Saqueos en Tucumán (Getty)
Los distintos episodios de violencia (huelga policial y saqueos) que vivieron Córdoba y otras ciudades en diciembre del año pasado nos dicen mucho del deterioro de la sociedad o de un reflotamientos de los instintos más primarios. Con los casos de justicia por mano propia ya se desbordó el espíritu de convivencia de acuerdo a las leyes. La ausencia de Estado, como supuesto motor de las movilizaciones es solo una excusa más, utilizada por políticos oportunistas. A pesar de que la inseguridad, junto a la inflación, es el problema más acuciante de los argentinos, eso no es pretexto para imponer la barbarie como método de salida. Una sociedad que se precie de ser mínimamente educada no puede estar solucionando sus conflictos a las patadas o a saqueo limpio de artefactos electrónicos.Si en Argentina se vive una suerte de horror por los actos de pillaje y violencia, aquí hace años que vivimos en pleno salvajismo. Desde que Evito Morales y sus secuaces se encaramaron en el poder, los casos de linchamiento se han disparado a las nubes, casi siempre consumados porque resulta que la policía llega tarde por falta de gasolina u otros motivos. Ya resulta cotidiano oír en las noticias que en alguna parte de la república han ajusticiado recientemente a algún supuesto ladrón. Siempre por minucias: por robo de una vaca, una garrafa o un celular. Desde que el Gobierno aprobó irresponsablemente -o maquiavélicamente- la vigencia de la mal llamada “justicia comunitaria” a título de costumbre ancestral, actualmente numerosos crímenes se ocultan bajo su manto pernicioso. Es hasta el salvoconducto perfecto para deshacerse físicamente de enemigos políticos que estorban los planes de algún corrupto. Bajo la justicia comunitaria fue desaparecido un agente de aduanas en una población altiplánica sometida por el contrabando. Con el mismo argumento, cuatro policías fueron linchados hasta la muerte por una turba por andar husmeando en asuntos de narcotráfico en un pueblito cochabambino. En el feudo cocalero de Su Majestad, los ajusticiamientos son constantes, a simple sospecha, por una cara extraña o tener la mala fortuna de pasar por ahí.
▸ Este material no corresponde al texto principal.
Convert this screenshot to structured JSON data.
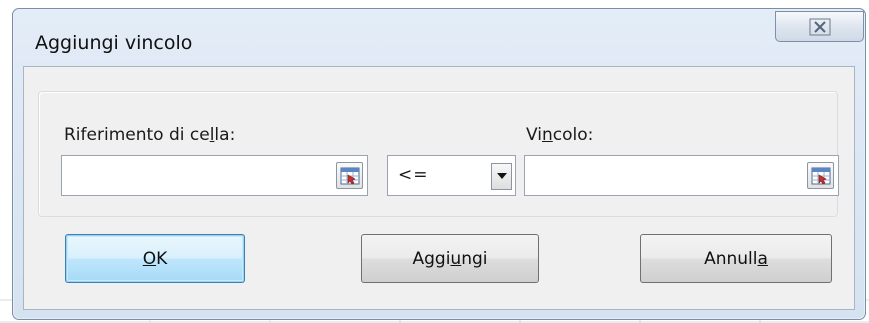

Lamentablemente las ciudades principales se han contagiado de estos procedimientos y comportamientos aberrantes, especialmente en los barrios periféricos. Es difícil de admitir que unos vecinos, en manada se conviertan en los peores salvajes, moliendo a palos o patadas a un delincuente atrapado. Se ha utilizado alambre de púas para amarrar a un poste y seguir golpeando a mansalva. Se han dado casos en los que se no tiene lástima ni de mujeres supuestamente ladronas o cómplices a quienes se propinan innumerables vejámenes, amén de desnudarlas. En grupo no hay horror ante la muerte. Qué sencillo es envalentonarse y perder todo rasgo de humanidad. Qué fácil resulta rociarle gasolina y prenderle fuego a un pobre diablo. Ni los gritos de dolor parecen conmover a estos justicieros improvisados. Me pregunto si podrán dormir después de mancharse las manos de sangre.